Today was a tour de force that showed beauteous gardens can be created without the aid of pesticides. Imagination, patience, and a good work ethic will do it just fine.
Photos by Paul Tamburello
Thanks PT - as you might remember, I'm an avid gardener and enjoyed this article. Thanks for the tip about WCES - I have a few questions they may be able to help me with. Hope all is well. Hugs, the other half of that wonderful team at Pierce,
Posted by: Barbara Widett | September 15, 2009 at 09:40 AM
Hi Barbara, Two contacts listed on their site are Henrietta Light at 617-926-2545 and Laura Cherry cherrylaura@hotmail.com. Another Life-Friendly gardener in my neighborhood might help if you cant contact these two. Good luck!
Paul
Posted by: pt at large | September 15, 2009 at 11:46 AM
PT,
I saw the signs for this at several homes around Watertown but was uninformed of what it was about. I must thank you for keeping me in the loop.

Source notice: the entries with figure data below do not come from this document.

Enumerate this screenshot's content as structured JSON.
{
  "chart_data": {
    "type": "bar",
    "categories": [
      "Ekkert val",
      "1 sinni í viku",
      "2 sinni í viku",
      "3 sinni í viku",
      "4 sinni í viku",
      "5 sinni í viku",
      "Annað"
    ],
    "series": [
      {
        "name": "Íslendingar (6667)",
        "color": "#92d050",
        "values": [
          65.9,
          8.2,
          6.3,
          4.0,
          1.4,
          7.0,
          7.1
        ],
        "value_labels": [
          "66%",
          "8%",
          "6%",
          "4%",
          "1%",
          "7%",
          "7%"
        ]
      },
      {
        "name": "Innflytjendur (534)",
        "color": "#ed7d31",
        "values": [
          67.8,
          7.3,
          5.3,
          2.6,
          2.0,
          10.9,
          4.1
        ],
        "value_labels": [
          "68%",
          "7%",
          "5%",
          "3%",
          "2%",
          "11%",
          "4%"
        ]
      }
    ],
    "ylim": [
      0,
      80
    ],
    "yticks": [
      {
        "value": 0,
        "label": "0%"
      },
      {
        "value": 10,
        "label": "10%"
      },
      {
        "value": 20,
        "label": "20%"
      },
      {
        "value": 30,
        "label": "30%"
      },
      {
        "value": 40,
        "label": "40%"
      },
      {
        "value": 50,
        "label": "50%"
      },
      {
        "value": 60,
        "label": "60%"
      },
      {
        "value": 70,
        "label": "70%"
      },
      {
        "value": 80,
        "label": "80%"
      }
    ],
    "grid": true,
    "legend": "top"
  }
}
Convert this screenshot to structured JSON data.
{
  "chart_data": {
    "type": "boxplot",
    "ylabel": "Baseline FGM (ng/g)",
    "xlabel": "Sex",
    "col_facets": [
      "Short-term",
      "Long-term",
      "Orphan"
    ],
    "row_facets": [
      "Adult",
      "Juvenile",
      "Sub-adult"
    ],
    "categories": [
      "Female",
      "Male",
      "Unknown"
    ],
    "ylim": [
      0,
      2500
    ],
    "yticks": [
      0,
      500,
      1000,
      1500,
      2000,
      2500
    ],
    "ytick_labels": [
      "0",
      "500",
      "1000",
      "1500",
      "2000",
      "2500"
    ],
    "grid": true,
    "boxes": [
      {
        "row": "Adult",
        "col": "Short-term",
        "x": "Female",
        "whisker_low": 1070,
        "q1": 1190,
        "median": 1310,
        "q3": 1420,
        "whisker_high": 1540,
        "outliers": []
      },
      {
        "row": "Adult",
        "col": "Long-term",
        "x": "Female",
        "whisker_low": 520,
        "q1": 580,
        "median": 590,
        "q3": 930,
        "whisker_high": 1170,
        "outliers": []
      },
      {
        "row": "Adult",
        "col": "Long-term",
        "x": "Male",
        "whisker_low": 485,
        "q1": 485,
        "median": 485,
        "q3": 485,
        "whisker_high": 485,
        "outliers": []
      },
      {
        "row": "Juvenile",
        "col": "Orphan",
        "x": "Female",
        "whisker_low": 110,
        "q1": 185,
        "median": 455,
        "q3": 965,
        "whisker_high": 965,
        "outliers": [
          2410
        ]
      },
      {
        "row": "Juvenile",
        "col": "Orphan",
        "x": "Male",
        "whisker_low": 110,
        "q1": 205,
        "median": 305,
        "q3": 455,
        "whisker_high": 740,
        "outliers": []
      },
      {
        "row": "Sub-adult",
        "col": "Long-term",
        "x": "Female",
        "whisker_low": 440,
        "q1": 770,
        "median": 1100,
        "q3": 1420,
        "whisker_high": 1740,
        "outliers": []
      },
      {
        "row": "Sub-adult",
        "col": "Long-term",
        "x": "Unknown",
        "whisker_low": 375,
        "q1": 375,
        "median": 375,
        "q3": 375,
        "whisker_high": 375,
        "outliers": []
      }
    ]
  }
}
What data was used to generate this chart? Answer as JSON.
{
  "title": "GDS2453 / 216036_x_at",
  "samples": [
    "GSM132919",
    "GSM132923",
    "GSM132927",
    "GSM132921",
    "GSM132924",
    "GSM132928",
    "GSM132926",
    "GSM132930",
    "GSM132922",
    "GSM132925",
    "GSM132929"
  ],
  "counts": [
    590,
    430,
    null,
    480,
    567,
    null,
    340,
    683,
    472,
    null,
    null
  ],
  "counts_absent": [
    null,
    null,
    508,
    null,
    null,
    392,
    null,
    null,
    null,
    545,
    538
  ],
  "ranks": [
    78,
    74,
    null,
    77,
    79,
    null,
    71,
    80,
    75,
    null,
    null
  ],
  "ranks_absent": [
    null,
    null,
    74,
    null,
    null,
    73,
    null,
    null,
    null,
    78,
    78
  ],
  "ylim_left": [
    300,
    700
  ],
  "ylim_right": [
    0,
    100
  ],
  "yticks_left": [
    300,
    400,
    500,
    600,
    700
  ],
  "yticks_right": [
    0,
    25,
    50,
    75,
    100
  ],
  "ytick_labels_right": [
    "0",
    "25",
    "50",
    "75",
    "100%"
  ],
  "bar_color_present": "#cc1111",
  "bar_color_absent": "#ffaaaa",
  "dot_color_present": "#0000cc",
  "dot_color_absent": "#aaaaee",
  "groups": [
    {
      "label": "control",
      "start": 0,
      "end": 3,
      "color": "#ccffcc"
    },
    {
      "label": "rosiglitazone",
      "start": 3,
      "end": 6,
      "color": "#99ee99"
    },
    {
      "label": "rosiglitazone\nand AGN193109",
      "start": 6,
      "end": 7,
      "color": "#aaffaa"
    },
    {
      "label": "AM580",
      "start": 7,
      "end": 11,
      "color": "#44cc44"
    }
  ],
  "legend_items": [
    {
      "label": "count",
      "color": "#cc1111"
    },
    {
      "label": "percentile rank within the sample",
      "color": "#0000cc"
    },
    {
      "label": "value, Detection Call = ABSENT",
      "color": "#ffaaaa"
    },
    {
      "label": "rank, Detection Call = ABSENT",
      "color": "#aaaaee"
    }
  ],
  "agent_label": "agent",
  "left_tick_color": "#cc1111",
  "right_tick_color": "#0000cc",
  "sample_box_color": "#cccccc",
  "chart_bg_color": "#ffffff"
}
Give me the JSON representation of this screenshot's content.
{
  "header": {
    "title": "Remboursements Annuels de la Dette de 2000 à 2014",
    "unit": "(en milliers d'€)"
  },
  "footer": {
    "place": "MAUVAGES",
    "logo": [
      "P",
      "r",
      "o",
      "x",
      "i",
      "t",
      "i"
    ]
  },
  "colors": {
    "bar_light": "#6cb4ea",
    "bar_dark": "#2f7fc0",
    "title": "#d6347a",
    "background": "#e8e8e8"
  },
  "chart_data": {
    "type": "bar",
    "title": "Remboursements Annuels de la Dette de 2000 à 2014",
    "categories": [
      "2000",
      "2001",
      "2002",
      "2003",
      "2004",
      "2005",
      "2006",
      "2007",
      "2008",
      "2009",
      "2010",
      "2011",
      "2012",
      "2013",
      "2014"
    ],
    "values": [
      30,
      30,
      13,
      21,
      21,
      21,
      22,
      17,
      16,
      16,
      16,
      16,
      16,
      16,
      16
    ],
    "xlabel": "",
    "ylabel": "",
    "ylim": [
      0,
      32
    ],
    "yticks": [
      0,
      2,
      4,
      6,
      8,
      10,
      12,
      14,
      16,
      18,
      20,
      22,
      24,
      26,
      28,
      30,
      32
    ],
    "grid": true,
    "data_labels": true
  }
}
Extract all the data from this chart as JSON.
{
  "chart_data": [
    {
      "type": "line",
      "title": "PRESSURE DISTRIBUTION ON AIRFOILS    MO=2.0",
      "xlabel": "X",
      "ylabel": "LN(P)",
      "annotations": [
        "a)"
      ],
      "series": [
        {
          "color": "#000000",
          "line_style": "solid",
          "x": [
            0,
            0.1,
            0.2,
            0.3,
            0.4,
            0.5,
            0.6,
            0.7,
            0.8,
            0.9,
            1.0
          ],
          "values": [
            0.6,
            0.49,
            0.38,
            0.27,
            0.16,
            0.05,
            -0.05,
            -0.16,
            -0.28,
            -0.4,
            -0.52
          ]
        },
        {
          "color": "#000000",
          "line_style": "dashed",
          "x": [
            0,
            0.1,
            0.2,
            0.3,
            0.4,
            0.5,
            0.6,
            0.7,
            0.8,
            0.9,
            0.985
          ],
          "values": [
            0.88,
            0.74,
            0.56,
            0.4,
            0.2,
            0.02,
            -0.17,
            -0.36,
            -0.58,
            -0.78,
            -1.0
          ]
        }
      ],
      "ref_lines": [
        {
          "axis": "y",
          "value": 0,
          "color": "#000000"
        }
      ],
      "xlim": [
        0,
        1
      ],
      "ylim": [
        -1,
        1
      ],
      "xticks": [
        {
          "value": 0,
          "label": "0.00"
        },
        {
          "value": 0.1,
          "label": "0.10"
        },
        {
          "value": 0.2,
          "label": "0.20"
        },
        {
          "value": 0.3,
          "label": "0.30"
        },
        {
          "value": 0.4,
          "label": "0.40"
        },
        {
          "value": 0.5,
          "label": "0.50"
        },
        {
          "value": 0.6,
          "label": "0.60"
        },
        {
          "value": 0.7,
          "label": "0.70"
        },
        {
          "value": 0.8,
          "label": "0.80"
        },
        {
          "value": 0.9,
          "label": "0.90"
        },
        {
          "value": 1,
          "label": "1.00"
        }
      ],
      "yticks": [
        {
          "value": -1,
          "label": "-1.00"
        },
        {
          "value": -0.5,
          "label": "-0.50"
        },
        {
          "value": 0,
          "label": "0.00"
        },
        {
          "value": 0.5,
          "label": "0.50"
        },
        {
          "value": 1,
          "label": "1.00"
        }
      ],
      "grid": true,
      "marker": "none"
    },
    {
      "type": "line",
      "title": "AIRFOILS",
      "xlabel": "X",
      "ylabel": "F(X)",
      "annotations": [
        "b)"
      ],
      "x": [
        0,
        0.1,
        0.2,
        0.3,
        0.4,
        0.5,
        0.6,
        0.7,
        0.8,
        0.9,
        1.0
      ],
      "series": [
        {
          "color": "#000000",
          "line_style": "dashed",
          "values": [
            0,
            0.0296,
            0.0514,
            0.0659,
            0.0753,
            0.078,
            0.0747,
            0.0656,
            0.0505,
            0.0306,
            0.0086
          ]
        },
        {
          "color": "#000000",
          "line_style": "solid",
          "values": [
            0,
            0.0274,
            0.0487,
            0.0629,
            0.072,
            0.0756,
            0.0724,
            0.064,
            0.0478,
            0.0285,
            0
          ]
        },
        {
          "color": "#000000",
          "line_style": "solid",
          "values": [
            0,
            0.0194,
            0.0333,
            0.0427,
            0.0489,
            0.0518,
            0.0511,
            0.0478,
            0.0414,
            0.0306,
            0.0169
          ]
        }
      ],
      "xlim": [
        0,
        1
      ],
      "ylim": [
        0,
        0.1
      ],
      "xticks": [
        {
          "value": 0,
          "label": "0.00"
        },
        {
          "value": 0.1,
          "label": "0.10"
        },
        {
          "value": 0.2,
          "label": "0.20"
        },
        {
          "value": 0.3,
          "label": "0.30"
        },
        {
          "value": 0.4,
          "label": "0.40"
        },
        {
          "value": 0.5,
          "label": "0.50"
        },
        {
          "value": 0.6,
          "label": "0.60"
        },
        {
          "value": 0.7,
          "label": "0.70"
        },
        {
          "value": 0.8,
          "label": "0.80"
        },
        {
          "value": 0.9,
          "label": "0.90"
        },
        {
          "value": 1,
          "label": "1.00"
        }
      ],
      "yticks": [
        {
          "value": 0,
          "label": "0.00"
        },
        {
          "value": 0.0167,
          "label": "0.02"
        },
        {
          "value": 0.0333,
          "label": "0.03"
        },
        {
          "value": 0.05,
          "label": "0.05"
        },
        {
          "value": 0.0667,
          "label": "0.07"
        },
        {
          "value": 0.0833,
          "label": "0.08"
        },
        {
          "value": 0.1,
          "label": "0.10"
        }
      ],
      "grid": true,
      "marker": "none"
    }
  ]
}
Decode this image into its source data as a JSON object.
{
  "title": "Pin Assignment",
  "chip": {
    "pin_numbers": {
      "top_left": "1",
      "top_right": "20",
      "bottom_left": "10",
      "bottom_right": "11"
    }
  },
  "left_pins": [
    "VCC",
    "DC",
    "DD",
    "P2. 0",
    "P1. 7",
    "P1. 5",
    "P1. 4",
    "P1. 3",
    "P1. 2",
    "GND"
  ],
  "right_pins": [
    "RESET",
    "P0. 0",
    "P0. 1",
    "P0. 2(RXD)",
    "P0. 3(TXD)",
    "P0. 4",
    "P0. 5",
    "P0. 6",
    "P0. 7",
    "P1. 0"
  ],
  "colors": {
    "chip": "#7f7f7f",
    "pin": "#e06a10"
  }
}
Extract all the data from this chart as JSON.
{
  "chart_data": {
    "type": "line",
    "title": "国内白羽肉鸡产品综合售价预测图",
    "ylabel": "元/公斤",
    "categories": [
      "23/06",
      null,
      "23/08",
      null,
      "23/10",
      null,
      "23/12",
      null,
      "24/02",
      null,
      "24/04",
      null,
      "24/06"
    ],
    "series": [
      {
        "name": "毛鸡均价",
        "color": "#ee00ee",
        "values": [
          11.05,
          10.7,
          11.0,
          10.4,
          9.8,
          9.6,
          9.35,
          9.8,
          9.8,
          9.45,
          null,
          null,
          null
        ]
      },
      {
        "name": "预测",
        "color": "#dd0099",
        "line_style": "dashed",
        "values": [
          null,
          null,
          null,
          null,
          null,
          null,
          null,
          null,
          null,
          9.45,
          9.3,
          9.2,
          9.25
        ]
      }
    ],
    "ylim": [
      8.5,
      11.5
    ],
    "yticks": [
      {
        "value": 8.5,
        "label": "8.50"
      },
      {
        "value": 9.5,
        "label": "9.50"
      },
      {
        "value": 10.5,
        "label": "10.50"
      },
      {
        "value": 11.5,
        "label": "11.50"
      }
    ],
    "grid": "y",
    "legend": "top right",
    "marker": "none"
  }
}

Posted by: Svenska | September 15, 2009 at 12:05 PM
Paul
I love the photos of my garden. I've sent it to all the friends that weren't able to make it.
Posted by: Carolyn | September 15, 2009 at 04:53 PM
Paul, this is wonderful! I wouldn't change a word. Thank you so much for doing this, thereby taking the Life-friendly garden tour to many more people than were able to visit in person. I am thrilled to be included. What a good writer you are -- I had no idea you were a blogger.
Posted by: Sharon | September 15, 2009 at 08:47 PM
Not everyone notices the "verdant little aperture" in the front bushes -- you have a discerning eye!
Posted by: Sharon | September 21, 2009 at 10:49 AM
Hi Paul,
Thanks for this info. I went to the website, and it was wonderful to read about the different gardens.